I have discussed Justice Souter’s flawed First Amendment analysis of pole dancing elsewhere. I think that that was an honest mistake on Souter’s part – he just didn’t know from strippers, he got excited about the legal issues, and he let his imagination run wild. By contrast, I do not think that Breyer’s statement about the protections to property owners afforded by the CDC moratorium is an innocent mistake. He’s a smart guy and he knows more about courts than Souter knew about strippers. I think it is a way to score rhetorical points.
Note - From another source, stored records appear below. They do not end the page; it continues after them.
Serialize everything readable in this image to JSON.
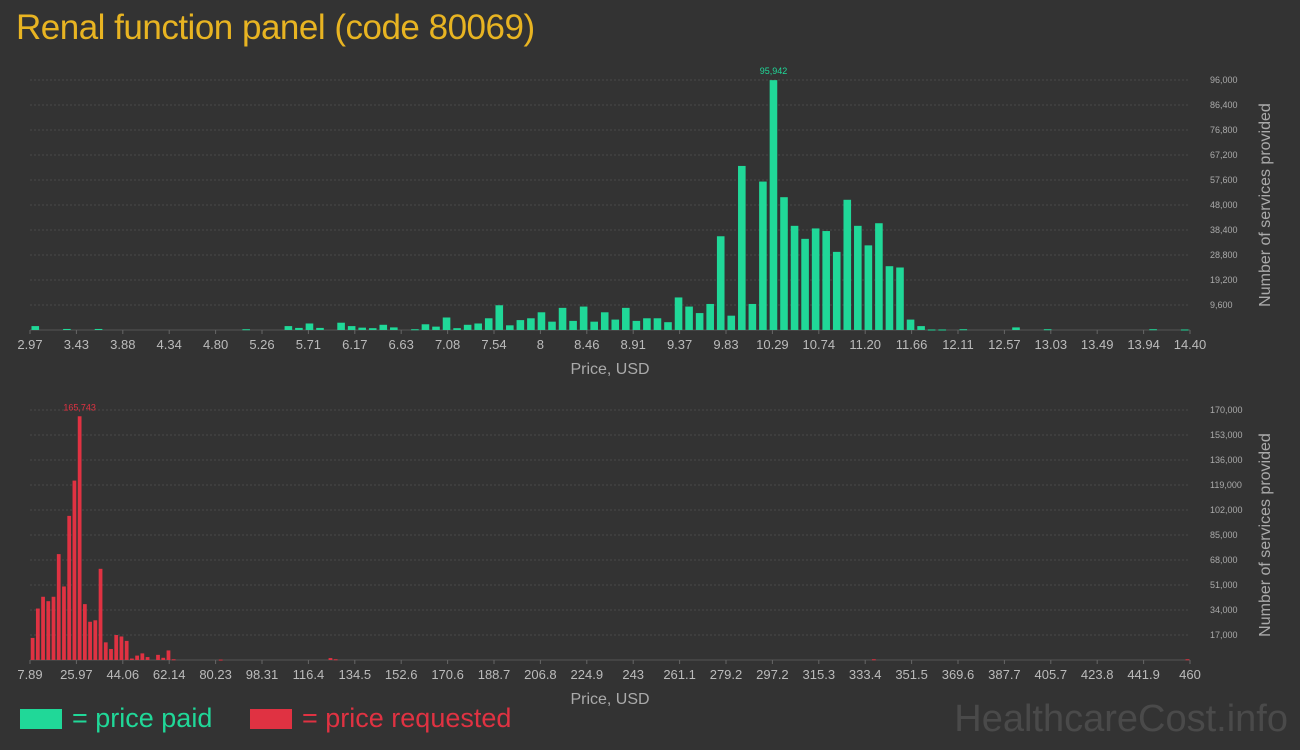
{
  "title": "Renal function panel (code 80069)",
  "legend": {
    "paid_label": "= price paid",
    "requested_label": "= price requested"
  },
  "watermark": "HealthcareCost.info",
  "colors": {
    "paid": "#20d898",
    "requested": "#e03242",
    "background": "#333333",
    "title": "#e8b422"
  },
  "chart_data": [
    {
      "type": "bar",
      "series": [
        {
          "name": "price paid"
        }
      ],
      "xlabel": "Price, USD",
      "ylabel": "Number of services provided",
      "x_tick_labels": [
        "2.97",
        "3.43",
        "3.88",
        "4.34",
        "4.80",
        "5.26",
        "5.71",
        "6.17",
        "6.63",
        "7.08",
        "7.54",
        "8",
        "8.46",
        "8.91",
        "9.37",
        "9.83",
        "10.29",
        "10.74",
        "11.20",
        "11.66",
        "12.11",
        "12.57",
        "13.03",
        "13.49",
        "13.94",
        "14.40"
      ],
      "y_tick_labels": [
        "9,600",
        "19,200",
        "28,800",
        "38,400",
        "48,000",
        "57,600",
        "67,200",
        "76,800",
        "86,400",
        "96,000"
      ],
      "ylim": [
        0,
        96000
      ],
      "peak_label": "95,942",
      "grid": true,
      "values": [
        1500,
        0,
        0,
        400,
        0,
        0,
        400,
        0,
        0,
        0,
        0,
        0,
        0,
        0,
        0,
        0,
        0,
        0,
        0,
        0,
        300,
        0,
        0,
        0,
        1500,
        800,
        2500,
        800,
        0,
        2800,
        1500,
        900,
        700,
        2000,
        1000,
        0,
        300,
        2200,
        1300,
        4800,
        700,
        2000,
        2500,
        4500,
        9500,
        1800,
        3800,
        4500,
        6800,
        3200,
        8500,
        3500,
        9000,
        3200,
        6800,
        4000,
        8500,
        3500,
        4500,
        4500,
        3000,
        12500,
        9000,
        6500,
        10000,
        36000,
        5500,
        63000,
        10000,
        57000,
        95942,
        51000,
        40000,
        35000,
        39000,
        38000,
        30000,
        50000,
        40000,
        32500,
        41000,
        24500,
        24000,
        4000,
        1500,
        200,
        200,
        0,
        300,
        0,
        0,
        0,
        0,
        1000,
        0,
        0,
        300,
        0,
        0,
        0,
        0,
        0,
        0,
        0,
        0,
        0,
        300,
        0,
        0,
        200
      ]
    },
    {
      "type": "bar",
      "series": [
        {
          "name": "price requested"
        }
      ],
      "xlabel": "Price, USD",
      "ylabel": "Number of services provided",
      "x_tick_labels": [
        "7.89",
        "25.97",
        "44.06",
        "62.14",
        "80.23",
        "98.31",
        "116.4",
        "134.5",
        "152.6",
        "170.6",
        "188.7",
        "206.8",
        "224.9",
        "243",
        "261.1",
        "279.2",
        "297.2",
        "315.3",
        "333.4",
        "351.5",
        "369.6",
        "387.7",
        "405.7",
        "423.8",
        "441.9",
        "460"
      ],
      "y_tick_labels": [
        "17,000",
        "34,000",
        "51,000",
        "68,000",
        "85,000",
        "102,000",
        "119,000",
        "136,000",
        "153,000",
        "170,000"
      ],
      "ylim": [
        0,
        170000
      ],
      "peak_label": "165,743",
      "grid": true,
      "values": [
        15000,
        35000,
        43000,
        40000,
        43000,
        72000,
        50000,
        98000,
        122000,
        165743,
        38000,
        26000,
        27000,
        62000,
        12000,
        7500,
        17000,
        16000,
        13000,
        1000,
        3000,
        4500,
        2000,
        0,
        3500,
        1500,
        6500,
        500,
        0,
        0,
        0,
        0,
        0,
        0,
        0,
        0,
        300,
        0,
        0,
        0,
        0,
        0,
        0,
        0,
        0,
        0,
        0,
        0,
        0,
        0,
        0,
        0,
        0,
        0,
        0,
        0,
        0,
        1300,
        500,
        0,
        0,
        0,
        0,
        0,
        0,
        0,
        0,
        0,
        0,
        0,
        0,
        0,
        0,
        0,
        0,
        0,
        0,
        0,
        0,
        0,
        0,
        0,
        0,
        0,
        0,
        0,
        0,
        0,
        0,
        0,
        0,
        0,
        0,
        0,
        0,
        0,
        0,
        0,
        0,
        0,
        0,
        0,
        0,
        0,
        0,
        0,
        0,
        0,
        0,
        0,
        0,
        0,
        0,
        0,
        0,
        0,
        0,
        0,
        0,
        0,
        0,
        0,
        0,
        0,
        0,
        0,
        0,
        0,
        0,
        0,
        0,
        0,
        0,
        0,
        0,
        0,
        0,
        0,
        0,
        0,
        0,
        0,
        0,
        0,
        0,
        0,
        0,
        0,
        0,
        0,
        0,
        0,
        0,
        0,
        0,
        0,
        0,
        0,
        0,
        0,
        0,
        500,
        0,
        0,
        0,
        0,
        0,
        0,
        0,
        0,
        0,
        0,
        0,
        0,
        0,
        0,
        0,
        0,
        0,
        0,
        0,
        0,
        0,
        0,
        0,
        0,
        0,
        0,
        0,
        0,
        0,
        0,
        0,
        0,
        0,
        0,
        0,
        0,
        0,
        0,
        0,
        0,
        0,
        0,
        0,
        0,
        0,
        0,
        0,
        0,
        0,
        0,
        0,
        0,
        0,
        0,
        0,
        0,
        0,
        0,
        0,
        500
      ]
    }
  ]
}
Neither side said what makes the most sense to me. That is that the CDC should be authorized to promulgate whatever regulations they deem necessary to stop the inter-state spread of dangerous communicable diseases, but that they should be required to exhaust less-invasive measures first (By “less invasive”, I mean more closely linked to the CDC’s cores set of competences and more directly linked to the spread of communicable diseases). Outlandish measures,should only be allowed after invasive measures have been exhausted. The link between evictions and disease spread is likely but indirect. Housing policy and property rights are way outside the CDC’s realm of competence. However, there is a safe, effective and proven measure available that is squarely within the CDC’s core competence and that will do much more to stop the spread of COVID than an eviction moratorium. It is called vaccination. We need a federal vaccine mandate. Until a vaccine mandate has been tried, imposing an eviction moratorium to stop COVID is like a teenager joining NASA to meet girls. It might help in an attenuated way but the epiphenomena will eat the result and there are more effective ways to solve the problem. Applicable time and resources would be much better spent setting up a Tinder profile, joining a knitting club, or walking around town with a puppy or a toddler. If that doesn’t work, knock yourself out.